Selbstverständlich geht es in diesem Buch aber nicht nur um Juri, sondern auch um ein System, das mit Doppelgängern, Manipulation, Vertuschung, Saufgelagen und Intrigen arbeitet, mit Machtmissbrauch, Gewalt, Folter und der Auslöschung unerwünschter Stimmen. Was ist wahr? Was ist real? Historische Ereignisse vermischen sich mit Fiktion, Namen werden geändert und als Leser kann man munter miträtseln, wer sich hinter welchem Pseudonym versteckt und wie die Fäden der Geschichte zusammenlaufen (könnten).
"Dieser Patient hat keine Vorgeschichte"
"Aber jeder Mensch hat eine Vorgeschichte", protestiert Papa, "Allein schon, weil er geboren wurde."

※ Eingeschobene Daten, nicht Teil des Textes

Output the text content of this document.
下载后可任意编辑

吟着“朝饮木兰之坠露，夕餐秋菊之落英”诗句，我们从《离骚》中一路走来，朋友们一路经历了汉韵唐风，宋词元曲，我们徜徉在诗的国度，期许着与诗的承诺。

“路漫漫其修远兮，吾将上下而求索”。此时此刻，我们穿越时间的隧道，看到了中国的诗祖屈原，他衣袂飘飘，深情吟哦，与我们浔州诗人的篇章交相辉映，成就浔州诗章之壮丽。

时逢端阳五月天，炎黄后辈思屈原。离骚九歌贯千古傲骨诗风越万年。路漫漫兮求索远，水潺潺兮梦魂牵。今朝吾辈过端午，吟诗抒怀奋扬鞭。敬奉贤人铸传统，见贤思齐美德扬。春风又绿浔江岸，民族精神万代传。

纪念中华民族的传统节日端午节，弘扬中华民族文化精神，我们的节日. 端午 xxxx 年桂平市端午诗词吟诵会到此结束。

"Der Genosse ist ein Elefant, der eine äusserst hohe Stellung einnimmt. Besässe er eine medizinische Vorgeschichte, wäre er krank gewesen, und das könnte ihm als Schwäche ausgelegt werden, als ein Versagen seiner Macht und Vitalität, eine Begrenzung seiner Fähigkeiten."
S. 44
Schreibstil und Handlung:
Juri ist zwölf Jahre alt, leidet nach mehreren schweren Unfällen an Epilepsie, hat ständig ein Grinsen in seinem Gesicht und wirkt auf seine Mitmenschen ein wenig debil. Er ist aber alles andere als das. Vielmehr hat er von seinem Vater sehr viel über das Gehirn von Säugetieren gelernt, denkt logisch und verfügt über eine sehr charmante, kluge und gewinnende Art. Alle Menschen wollen sich ihm anvertrauen und schnell wird dem Leser klar, dass Juri ein kleines Rädchen im grossen Getriebe ist und in dem komplexen und totalitären System verschwinden und eingespannt werden soll.

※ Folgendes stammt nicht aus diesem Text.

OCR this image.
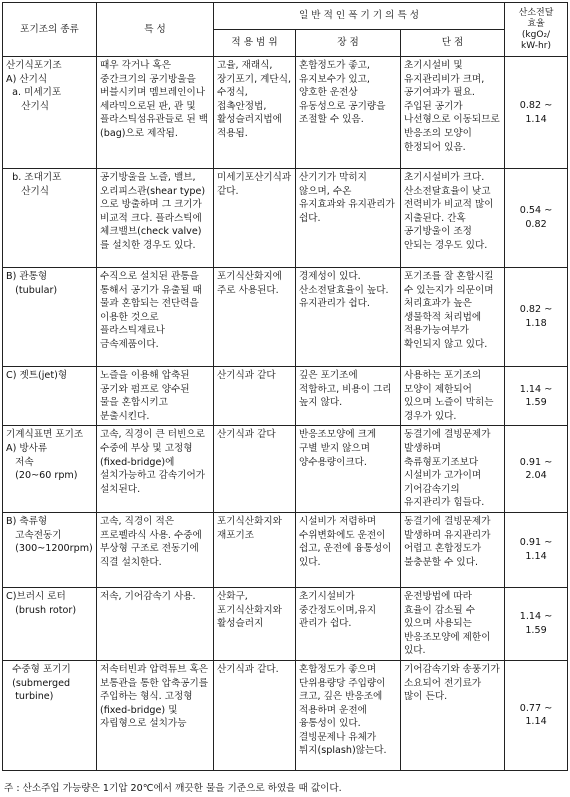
포기조의 종류	특 성	일 반 적 인 폭 기 기 의 특 성			산소전달
효율
(kgO₂/
kW-hr)
		적 용 범 위	장 점	단 점	
산기식포기조
A) 산기식
a. 미세기포
산기식	때우 각거나 혹은 중간크기의 공기방울을 버블시키며 멤브레인이나 세라믹으로된 판, 관 및 플라스틱섬유관들로 된 백(bag)으로 제작됨.	고율, 재래식, 장기포기, 계단식, 수정식, 접촉안정법, 활성슬러지법에 적용됨.	혼합정도가 좋고, 유지보수가 있고, 양호한 운전상 유동성으로 공기량을 조절할 수 있음.	초기시설비 및 유지관리비가 크며, 공기여과가 필요. 주입된 공기가 나선형으로 이동되므로 반응조의 모양이 한정되어 있음.	0.82 ~
1.14
b. 조대기포
산기식	공기방울을 노즐, 밸브, 오리피스관(shear type)으로 방출하며 그 크기가 비교적 크다. 플라스틱에 체크밸브(check valve)를 설치한 경우도 있다.	미세기포산기식과 같다.	산기기가 막히지 않으며, 수온 유지효과와 유지관리가 쉽다.	초기시설비가 크다. 산소전달효율이 낮고 전력비가 비교적 많이 지출된다. 간혹 공기방울이 조정 안되는 경우도 있다.	0.54 ~
0.82
B) 관통형
(tubular)	수직으로 설치된 관통을 통해서 공기가 유출될 때 물과 혼합되는 전단력을 이용한 것으로 플라스틱재료나 금속제품이다.	포기식산화지에 주로 사용된다.	경제성이 있다.
산소전달효율이 높다.
유지관리가 쉽다.	포기조를 잘 혼합시킬 수 있는지가 의문이며 처리효과가 높은 생물학적 처리법에 적용가능여부가 확인되지 않고 있다.	0.82 ~
1.18
C) 젯트(jet)형	노즐을 이용해 압축된 공기와 펌프로 양수된 물을 혼합시키고 분출시킨다.	산기식과 같다	깊은 포기조에 적합하고, 비용이 그리 높지 않다.	사용하는 포기조의 모양이 제한되어 있으며 노즐이 막히는 경우가 있다.	1.14 ~
1.59
기계식표면 포기조
A) 방사류
저속
(20~60 rpm)	고속, 직경이 큰 터빈으로 수중에 부상 및 고정형(fixed-bridge)에 설치가능하고 감속기어가 설치된다.	산기식과 같다	반응조모양에 크게 구별 받지 않으며 양수용량이크다.	동결기에 결빙문제가 발생하며 축류형포기조보다 시설비가 고가이며 기어감속기의 유지관리가 힘들다.	0.91 ~
2.04
B) 축류형
고속전동기
(300~1200rpm)	고속, 직경이 적은 프로펠라식 사용. 수중에 부상형 구조로 전동기에 직결 설치한다.	포기식산화지와 재포기조	시설비가 저렴하며 수위변화에도 운전이 쉽고, 운전에 융통성이 있다.	동결기에 결빙문제가 발생하며 유지관리가 어렵고 혼합정도가 불충분할 수 있다.	0.91 ~
1.14
C)브러시 로터
(brush rotor)	저속, 기어감속기 사용.	산화구, 포기식산화지와 활성슬러지	초기시설비가 중간정도이며,유지 관리가 쉽다.	운전방법에 따라 효율이 감소될 수 있으며 사용되는 반응조모양에 제한이 있다.	1.14 ~
1.59
수중형 포기기
(submerged
turbine)	저속터빈과 압력튜브 혹은 보통관을 통한 압축공기를 주입하는 형식. 고정형(fixed-bridge) 및 자립형으로 설치가능	산기식과 같다.	혼합정도가 좋으며 단위용량당 주입량이 크고, 깊은 반응조에 적용하며 운전에 융통성이 있다. 결빙문제나 유체가 튀지(splash)않는다.	기어감속기와 송풍기가 소요되어 전기료가 많이 든다.	0.77 ~
1.14
주 : 산소주입 가능량은 1기압 20℃에서 깨끗한 물을 기준으로 하였을 때 값이다.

"Wie es der Zufall will, habe ich eine kleine Aufgabe für dich. Du errätst bestimmt nicht, worum ich dich bitten will."
"Soll ich Augen und Ohren offen halten und Ihnen Bericht erstatten?"
"Gut gebrüllt..." Er blinzelt und runzelt überrascht die Stirn. "Wie um alles in der Welt bist du nur darauf gekommen?"
Ich zucke die Achseln. "Ich bin zwar noch neu im Geschäft der Politik", gestehe ich, "aber ich lerne dazu."
S. 114
Juri erzählt in Ich-Form aus seiner Sicht und schildert interessante, humorvolle und tragische Ereignisse aus seinem Alltag. Dabei hat mich begeistert, wie wunderbar es dem Autoren immer wieder gelingt, Juri im Dunkeln zu lassen, was um ihn herum geschieht. Aufgrund der Andeutungen und dem Wissen, das wir erwachsenen Leser natürlich im Nachhinein von der russischen Geschichte haben, erkennen wir viel schneller, was es mit einigen Begebenheiten auf sich hat, und sehen viel schneller die Gefahren, in die Juri hineinschlittert. Dies ist vom Autor wirklich grandios gelöst und sorgt für uns Leser natürlich auch für eine gewisse Beklemmung, weil wir viel mehr Zusammenhänge erkennen und schneller sehen, was Juri leider auch noch alles erdulden muss.
Ja, es wird traurig, auch brutal und ungemütlich. Und trotzdem hat der KiWi-Verlag recht mit jedem seiner Versprechen: dieses Buch macht auch glücklich. Es regt zum Nachdenken an und lässt zwar tief in ein brutales System blicken (was für fundierteste Recherchen des Autors spricht), es sorgt aber vor allem für ganz viel Liebe zu diesem herzerweichenden Protagonisten und dessen Geschichte, für ganz viel Dankbarkeit, dass man in einer Demokratie leben darf und für immer mehr Lust auf (russische) Geschichte, auf historische Hintergründe und weitere spannende Bücher des Autors.
"Ideen sind mächtiger als Waffen. Wir lassen nicht jeden eine Waffe tragen, warum sollten wir sie also Ideen haben lassen?"
S. 148
Meine Empfehlung:
Dieses berührende, beklemmende und trotzdem immer wieder von einem kindlichen Optimismus geprägte Buch möchte ich euch besonders ans Herz legen. Äusserst fundierte Recherchen des Autors, eine gelungene Verknüpfung historischer Fakten mit Fiktion, viel Humor, der herrlich naive und zugleich kluge und menschenfreundliche Protagonist und ein Schreibstil, der in seiner Finesse und Authentizität seinesgleichen sucht, machen "Guten Morgen, Genosse Elefant" mit jeder Seite zu einem zum Nachdenken anregenden Stück Literatur, das im wahrsten Sinne des Wortes nach den Sternen greift.